Columella, a prominent writer on Roman agriculture from the 1st century AD, wrote down his complaint about how his devotees would often bet on cockfighting with all their inheritance. His little demur denoted how gambling walked along mankind through its history as it still lives by today, despite being regarded as reprehensible in some ethical sense. The origin of probability itself came from two mathematicians, Pierre de Fermat and Blaise Pascal, solving a gambler's dispute in 1654. There was no doubt that gambling affected civilization, as if it was designed to be appealing to us.
While there's a whole classification of mathematical formulas generated for gambling itself, this essay wants to point out how participants of gambling, as individuals, choose to become a part of it. Neoclassical economics assumes everyone acts rationally and chooses the most optimal decision all the time. Humans, however, as we know, do not constantly act rational; they're prone to errors and are subject to emotional impulsivity. This statement aligns well with one of the most interesting gambling-related questions of all: Why do the majority of gamblers even gamble at all? Even moreso, why do most of them still continue to do so, even though, on average, they lose money? (Stetzka, 2021).
Defining Rationality (and Irrationality)
Dispute runs on the topic of the rationality of gamblers, but what defines rationality and irrationality might be more limited and specific in this context. Rationality in this term is defined as consistent utility-maximizing behavior from a person acting in their best interest. There's also the term "bounded rationality", meaning people with sufficient cognitive ability, information, and time do not always make the "most correct" choice from an economist's perspective. Despite enough information being available to them, individuals with bounded rationality tend to go with their "guts" as they can't process a lot of information in such a short window of time.
Irrational acts, on the other hand, can be defined as inconsistency, being misled by manipulation and deception that suffer from a loss of control of their behavior. Loss of control has been identified as the main driver of problem and pathological gambling (Stetzka, 2021).
In terms of rationality, many arguments have associated gamblers with both ends of the spectrum. For example, there is evidence on gamblers that make money from gambling using sophisticated strategies, or insider information (Stetzka, 2021). These gamblers can be considered rational, almost associated with the same pathway of thinking like those of rational financial investors. Furthermore, the market outcomes in gambling and betting markets suggest that there must be high levels of sophistication and sound economic reasoning behind many gamblers' decisions, like those who use odds as predictors for the outcomes (Ibid.).

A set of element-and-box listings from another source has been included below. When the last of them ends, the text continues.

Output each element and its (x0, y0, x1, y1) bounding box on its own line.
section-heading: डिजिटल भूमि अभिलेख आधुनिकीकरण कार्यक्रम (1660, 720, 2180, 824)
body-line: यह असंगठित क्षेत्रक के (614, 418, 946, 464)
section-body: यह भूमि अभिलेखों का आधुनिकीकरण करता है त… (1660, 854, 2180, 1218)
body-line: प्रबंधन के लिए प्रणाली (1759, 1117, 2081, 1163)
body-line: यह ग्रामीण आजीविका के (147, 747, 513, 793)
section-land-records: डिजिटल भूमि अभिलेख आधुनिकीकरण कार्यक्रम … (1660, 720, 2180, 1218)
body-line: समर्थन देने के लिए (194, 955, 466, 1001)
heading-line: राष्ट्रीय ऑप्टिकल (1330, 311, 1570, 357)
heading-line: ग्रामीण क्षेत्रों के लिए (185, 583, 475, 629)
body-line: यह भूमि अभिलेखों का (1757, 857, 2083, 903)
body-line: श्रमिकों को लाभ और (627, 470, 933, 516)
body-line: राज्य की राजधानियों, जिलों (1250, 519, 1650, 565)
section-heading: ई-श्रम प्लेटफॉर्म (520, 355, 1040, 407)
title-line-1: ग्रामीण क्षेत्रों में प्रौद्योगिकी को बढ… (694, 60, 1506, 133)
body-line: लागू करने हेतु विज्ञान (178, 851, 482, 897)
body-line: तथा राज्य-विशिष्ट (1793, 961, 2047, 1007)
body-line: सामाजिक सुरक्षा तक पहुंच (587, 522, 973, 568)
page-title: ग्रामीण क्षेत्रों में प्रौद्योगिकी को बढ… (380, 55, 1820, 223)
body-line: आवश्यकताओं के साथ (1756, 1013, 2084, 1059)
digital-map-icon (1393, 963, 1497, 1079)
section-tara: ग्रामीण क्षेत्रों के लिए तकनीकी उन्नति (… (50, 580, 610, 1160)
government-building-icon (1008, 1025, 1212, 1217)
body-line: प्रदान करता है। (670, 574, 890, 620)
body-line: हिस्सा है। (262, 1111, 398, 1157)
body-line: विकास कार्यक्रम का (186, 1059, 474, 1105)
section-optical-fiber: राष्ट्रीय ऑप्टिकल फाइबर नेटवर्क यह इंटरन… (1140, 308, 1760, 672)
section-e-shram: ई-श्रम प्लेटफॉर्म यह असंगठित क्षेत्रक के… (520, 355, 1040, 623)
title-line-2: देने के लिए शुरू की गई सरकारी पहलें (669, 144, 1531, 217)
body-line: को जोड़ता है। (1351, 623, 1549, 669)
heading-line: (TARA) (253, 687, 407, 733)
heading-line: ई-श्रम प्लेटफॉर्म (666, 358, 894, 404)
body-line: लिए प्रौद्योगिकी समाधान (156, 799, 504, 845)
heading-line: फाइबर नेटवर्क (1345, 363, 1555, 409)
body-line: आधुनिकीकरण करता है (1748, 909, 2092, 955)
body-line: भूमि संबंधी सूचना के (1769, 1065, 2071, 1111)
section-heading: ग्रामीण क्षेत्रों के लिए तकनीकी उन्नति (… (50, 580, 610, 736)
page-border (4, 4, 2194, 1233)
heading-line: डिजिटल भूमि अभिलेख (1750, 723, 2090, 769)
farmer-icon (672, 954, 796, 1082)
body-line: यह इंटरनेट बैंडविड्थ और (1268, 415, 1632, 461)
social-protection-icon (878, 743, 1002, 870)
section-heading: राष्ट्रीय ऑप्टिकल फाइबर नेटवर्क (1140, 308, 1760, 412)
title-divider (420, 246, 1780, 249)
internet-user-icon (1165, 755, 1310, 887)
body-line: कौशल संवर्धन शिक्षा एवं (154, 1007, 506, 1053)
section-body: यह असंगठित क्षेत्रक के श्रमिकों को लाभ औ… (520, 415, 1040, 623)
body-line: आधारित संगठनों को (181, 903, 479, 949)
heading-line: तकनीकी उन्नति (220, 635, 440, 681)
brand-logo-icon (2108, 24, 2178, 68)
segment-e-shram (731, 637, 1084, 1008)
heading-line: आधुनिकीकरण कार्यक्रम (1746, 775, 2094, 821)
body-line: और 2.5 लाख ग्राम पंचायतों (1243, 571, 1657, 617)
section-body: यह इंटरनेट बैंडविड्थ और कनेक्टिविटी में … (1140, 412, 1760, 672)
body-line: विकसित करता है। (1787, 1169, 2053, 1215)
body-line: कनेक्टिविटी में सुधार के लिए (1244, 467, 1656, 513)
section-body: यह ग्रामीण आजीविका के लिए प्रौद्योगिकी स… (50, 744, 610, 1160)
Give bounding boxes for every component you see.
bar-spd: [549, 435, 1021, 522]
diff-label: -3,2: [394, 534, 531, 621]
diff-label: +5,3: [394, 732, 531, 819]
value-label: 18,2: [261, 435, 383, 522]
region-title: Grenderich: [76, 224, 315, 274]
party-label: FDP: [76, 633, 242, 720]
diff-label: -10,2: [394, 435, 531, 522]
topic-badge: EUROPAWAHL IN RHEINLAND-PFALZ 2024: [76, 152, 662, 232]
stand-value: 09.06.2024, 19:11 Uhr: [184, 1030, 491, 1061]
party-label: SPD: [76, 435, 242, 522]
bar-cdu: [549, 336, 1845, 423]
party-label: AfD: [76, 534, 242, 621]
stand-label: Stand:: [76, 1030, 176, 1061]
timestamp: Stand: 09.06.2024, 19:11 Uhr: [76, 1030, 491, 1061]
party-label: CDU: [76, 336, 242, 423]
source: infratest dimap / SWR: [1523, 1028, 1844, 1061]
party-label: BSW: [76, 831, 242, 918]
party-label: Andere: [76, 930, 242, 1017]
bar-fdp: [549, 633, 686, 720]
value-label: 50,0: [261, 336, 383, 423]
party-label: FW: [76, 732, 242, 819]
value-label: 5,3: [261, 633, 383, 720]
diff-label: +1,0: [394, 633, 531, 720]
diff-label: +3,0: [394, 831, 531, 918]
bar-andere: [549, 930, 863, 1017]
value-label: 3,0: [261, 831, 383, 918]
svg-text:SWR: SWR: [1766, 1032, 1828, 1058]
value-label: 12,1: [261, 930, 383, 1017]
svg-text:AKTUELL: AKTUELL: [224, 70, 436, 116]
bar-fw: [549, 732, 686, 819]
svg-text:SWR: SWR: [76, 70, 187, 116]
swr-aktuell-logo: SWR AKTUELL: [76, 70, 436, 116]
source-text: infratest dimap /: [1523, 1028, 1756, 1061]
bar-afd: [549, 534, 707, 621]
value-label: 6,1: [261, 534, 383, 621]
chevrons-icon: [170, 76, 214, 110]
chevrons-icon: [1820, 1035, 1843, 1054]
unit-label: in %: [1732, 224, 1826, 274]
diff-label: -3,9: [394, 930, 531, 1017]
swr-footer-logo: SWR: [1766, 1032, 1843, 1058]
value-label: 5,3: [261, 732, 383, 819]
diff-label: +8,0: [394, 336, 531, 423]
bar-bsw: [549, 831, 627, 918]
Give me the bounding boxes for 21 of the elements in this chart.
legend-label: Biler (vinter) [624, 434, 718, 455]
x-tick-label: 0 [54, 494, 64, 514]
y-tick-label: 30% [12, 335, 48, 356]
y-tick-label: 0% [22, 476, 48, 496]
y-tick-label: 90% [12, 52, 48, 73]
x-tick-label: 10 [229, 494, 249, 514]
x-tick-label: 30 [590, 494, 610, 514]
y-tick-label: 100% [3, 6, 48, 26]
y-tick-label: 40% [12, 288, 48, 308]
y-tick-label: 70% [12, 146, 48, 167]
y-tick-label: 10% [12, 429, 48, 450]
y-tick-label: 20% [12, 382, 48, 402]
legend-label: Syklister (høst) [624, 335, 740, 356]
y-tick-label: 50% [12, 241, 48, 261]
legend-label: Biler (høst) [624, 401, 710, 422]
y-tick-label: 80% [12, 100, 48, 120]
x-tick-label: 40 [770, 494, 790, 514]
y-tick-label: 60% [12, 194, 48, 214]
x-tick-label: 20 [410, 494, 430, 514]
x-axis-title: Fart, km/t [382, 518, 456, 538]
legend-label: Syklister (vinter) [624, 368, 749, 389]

On the contrary, a fraction of gamblers had been found to end up in the worst consequences of gambling, such as divorce, job loss, debt, and even imprisonment---most of which are the results of loss of control while gambling. The irrationality of some individuals that stems from overconfidence, loss aversion and self-control (or lack thereof) became the foundational concept of behavioral economics today. Although irrational, this behavior is actually very common and can be explained through some basic concept of behavioural economics.
Prospect Theory: The Reason Behind Gambling Streaks
Let's do some thought process to better understand one of the key theories in understanding behavioral economics. Say you can choose between getting $900 dollars for free or taking a 90% chance of winning $1000 (therefore also a 10% chance to win nothing), what would you choose? Most people would choose $900 to avoid any risk, even though the expected outcome is the same for both options. But if I asked you to choose between losing $900 and taking a 90% chance of losing $1000, which one would you choose? Even though both options have the same expected utility, most people would probably prefer the latter of the two, the risk seeking option, in hope to avoid the small chances of loss. This behavior, otherwise known as "loss aversion", is at the core of prospect theory and how we make decisions pertaining to risk.